A paper released in 2013 referenced a 2001 study by Metcalfe and Akin that found that women with SM were more likely to have preterm labor and delivery.  However, a 2011 study in Spain found that only 3/45 (6.7%) women delivered prematurely.  The rate of preterm birth in the general Spanish population is 7.4%.  It is unclear whether this change was due to increasing understanding of SM and more effective treatment, or due to the changes in diagnostic criteria between these studies.
The presence of mast cells is crucial for healthy pregnancy.  However, excessive activation can cause contractions and increased symptoms for pre-eclampsia patients.  The most recent study demonstrates that overwhelmingly, women with SM deliver healthy babies at the appropriate time.

 

References:
Woidacki, K., Jensen, F., Metz, Zenclussen, A. (2013). Mast cells as novel mediators of reproductive processes. Front. Immunol. 10.

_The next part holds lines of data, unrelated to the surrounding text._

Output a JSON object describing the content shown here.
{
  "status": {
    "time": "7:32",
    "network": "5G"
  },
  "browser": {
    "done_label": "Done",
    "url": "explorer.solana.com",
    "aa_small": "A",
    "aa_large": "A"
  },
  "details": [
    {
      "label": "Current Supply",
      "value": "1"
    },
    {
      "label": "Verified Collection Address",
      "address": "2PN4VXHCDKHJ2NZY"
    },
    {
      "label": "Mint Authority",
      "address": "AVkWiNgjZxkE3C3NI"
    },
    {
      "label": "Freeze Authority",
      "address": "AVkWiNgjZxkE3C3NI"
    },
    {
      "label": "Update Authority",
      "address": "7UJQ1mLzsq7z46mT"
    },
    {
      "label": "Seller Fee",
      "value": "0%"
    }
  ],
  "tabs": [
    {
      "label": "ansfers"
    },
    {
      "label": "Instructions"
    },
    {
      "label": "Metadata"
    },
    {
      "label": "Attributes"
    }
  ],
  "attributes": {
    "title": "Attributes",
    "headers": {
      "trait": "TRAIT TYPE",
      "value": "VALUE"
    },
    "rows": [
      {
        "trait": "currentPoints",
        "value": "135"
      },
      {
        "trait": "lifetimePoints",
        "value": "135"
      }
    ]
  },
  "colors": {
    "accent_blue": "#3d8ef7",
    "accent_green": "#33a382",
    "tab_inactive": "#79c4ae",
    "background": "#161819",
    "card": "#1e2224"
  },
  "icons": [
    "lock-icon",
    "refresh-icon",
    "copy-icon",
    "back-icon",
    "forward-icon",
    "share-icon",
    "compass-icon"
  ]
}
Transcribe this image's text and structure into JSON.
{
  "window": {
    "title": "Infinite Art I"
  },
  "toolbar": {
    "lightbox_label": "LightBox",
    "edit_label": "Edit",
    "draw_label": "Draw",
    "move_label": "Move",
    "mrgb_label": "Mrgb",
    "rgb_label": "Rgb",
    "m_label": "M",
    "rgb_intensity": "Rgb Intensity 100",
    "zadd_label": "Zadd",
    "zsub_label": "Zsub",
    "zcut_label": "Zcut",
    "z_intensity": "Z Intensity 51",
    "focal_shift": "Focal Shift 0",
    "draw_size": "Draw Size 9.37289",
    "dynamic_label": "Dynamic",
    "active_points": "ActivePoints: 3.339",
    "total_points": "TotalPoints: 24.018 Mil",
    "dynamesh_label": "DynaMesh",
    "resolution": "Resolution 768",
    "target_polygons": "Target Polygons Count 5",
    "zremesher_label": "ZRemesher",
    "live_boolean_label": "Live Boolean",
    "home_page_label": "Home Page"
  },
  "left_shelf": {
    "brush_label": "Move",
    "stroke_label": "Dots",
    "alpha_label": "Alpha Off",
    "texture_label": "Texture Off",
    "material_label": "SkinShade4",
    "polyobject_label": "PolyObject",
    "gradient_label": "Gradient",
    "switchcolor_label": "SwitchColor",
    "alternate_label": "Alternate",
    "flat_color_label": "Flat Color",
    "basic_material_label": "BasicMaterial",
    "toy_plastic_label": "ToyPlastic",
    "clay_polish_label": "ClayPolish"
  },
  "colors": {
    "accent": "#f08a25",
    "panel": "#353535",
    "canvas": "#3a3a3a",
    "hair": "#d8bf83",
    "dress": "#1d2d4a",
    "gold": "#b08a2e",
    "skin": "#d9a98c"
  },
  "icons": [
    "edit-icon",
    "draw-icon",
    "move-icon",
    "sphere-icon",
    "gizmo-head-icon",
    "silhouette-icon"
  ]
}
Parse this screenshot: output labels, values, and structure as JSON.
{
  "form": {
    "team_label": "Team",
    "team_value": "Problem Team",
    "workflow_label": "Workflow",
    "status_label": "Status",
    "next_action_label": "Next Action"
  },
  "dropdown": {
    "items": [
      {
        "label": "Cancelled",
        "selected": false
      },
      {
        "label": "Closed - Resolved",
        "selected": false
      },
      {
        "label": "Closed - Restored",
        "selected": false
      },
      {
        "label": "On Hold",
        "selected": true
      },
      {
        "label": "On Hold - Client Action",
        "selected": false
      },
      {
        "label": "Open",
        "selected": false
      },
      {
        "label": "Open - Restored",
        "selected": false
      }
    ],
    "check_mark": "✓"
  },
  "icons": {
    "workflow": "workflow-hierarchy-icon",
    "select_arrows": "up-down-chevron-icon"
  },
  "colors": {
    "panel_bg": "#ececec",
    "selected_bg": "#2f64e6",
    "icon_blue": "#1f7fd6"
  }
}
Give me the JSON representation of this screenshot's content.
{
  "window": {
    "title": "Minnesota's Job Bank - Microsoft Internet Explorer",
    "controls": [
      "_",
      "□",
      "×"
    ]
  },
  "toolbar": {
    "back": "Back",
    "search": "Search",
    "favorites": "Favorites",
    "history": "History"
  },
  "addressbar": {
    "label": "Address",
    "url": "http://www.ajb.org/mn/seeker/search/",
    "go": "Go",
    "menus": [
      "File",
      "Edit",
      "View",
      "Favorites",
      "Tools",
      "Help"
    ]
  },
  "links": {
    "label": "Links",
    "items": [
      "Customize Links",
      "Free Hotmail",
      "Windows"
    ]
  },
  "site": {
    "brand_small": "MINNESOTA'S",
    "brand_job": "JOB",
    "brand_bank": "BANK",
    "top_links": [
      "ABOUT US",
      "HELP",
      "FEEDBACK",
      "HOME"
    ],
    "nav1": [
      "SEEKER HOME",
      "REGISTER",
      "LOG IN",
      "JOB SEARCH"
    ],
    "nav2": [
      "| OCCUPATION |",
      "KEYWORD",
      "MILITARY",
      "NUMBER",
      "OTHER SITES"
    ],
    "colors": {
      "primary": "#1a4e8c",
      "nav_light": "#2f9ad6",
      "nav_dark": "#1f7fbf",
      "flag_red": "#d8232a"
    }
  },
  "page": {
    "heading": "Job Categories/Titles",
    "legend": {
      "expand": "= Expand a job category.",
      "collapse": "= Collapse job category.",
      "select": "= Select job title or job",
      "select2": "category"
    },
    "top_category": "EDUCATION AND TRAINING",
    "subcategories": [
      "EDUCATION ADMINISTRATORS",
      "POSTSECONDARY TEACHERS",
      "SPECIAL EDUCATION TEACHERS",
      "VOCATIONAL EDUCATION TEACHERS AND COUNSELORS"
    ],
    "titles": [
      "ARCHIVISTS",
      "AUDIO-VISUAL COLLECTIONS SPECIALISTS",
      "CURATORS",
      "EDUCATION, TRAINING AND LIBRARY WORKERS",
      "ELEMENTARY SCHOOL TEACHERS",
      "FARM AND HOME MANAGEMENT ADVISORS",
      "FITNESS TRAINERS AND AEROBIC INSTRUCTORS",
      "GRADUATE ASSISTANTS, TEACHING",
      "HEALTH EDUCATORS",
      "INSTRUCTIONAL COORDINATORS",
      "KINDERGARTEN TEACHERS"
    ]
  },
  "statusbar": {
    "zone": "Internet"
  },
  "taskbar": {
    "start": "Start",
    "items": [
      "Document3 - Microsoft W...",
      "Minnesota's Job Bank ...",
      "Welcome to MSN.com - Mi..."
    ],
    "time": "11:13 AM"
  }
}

Woidacki, K., Popovic, M., Metz, M., Schumacher, A., Linzke, N., Teles, A., et al. (2013). Mast cells rescue implantation defects caused by c-kit deficiency. Cell Death Dis.4, e462.
Metcalfe, D. D., and Akin, C. (2001). Mastocytosis: molecular mechanisms and clinical disease heterogeneity. Leuk. Res. 25, 577–582.
Jensen F, Woudwyk M, Teles A, Woidacki K, Taran F, Costa S et al. (2010). Estradiol and progesterone regulate the migration of mast cells from the periphery to the uterus and induce their maturation and degranulation. PLoS One 2010; 5: e14409.
Matito, A., et al.  (2011.) Clinical impact of pregnancy in mastocytosis: A study of the Spanish network on mastocytosis (REMA) in 45 cases.  Int Arch Allergy Immunol; 156: 104-111.